I don't think stories should be full of crashes and incident, bangs and wallops, but you've only got people for a short time so there needs to be a driving force through it. It can be soft seduction, it can be peril, but it has to be alive. And as much as I believe writing is both a craft and an art, I think a too-mechanical approach to it does rob you of impetus and it can kill the story.

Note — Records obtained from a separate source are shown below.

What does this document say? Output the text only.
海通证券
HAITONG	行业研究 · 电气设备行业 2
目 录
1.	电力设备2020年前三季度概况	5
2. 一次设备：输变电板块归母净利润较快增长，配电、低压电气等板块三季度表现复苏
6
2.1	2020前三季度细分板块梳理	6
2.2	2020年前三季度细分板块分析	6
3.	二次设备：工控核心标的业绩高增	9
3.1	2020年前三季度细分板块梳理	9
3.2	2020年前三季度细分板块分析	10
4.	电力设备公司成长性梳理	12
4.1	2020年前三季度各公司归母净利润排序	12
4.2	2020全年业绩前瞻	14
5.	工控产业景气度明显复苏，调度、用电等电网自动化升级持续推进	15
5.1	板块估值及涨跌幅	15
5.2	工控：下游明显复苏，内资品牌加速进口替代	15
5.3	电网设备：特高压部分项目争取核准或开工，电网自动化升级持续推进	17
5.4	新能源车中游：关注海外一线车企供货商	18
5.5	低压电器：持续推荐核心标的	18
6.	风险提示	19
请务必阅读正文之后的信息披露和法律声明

So I've been doing this outline, right?

It's for my Folly. I swear I may even name the script Folly. I mean it in the building sense; the way you have rich geezers paying people to build elaborate and pointless towers on their land. I pass one on the drive to London: totally worthless, but nicely made. That seems to be what I'm doing here. But I'm trying to do it quickly so I can get this story out of my head, like a writing exorcise, and get on to the now famous ten page debacle.

So I thought I'd outline.

But there's also the fact that one thing I am actually good at is building sequences. It comes from my radio training, I think, the ability to fashion a small sequence of scenes or clips that play against each other, that bounce you through, that together tell you more than the individual pieces do. And that just keep your interest. And the thing that is so annoying about this Folly idea, the thing that means I've got to get it out, is that I've seen it all as one gigantic sequence. I knew instantly what the entire shape of the tale was and there were myriad (okay, 30) scenes I immediately knew I'd have to do. It's one of those ideas, you'd think of the same 30 moments too.

So I thought I'd outline. Get them all down before I forget any.

I've now done this. I took advice from outliner types, I wrote it all down.

And here's the thing. The notes I made originally of these 30 scene ideas: no matter how I play with this outline or re-imagine the entire story, each one goes straight into precisely the same spot I first thought of them.

My outline is nothing but a nice list of the same points with a few tabs in.

Have I wasted my time outlining? Will I end up with the same kind of dead flat story I fear - and do so without gaining anything at all?

You'll never know: I'll never show you the final piece. I mean, it's a Folly.

But I'll confess if I think the end result works or not.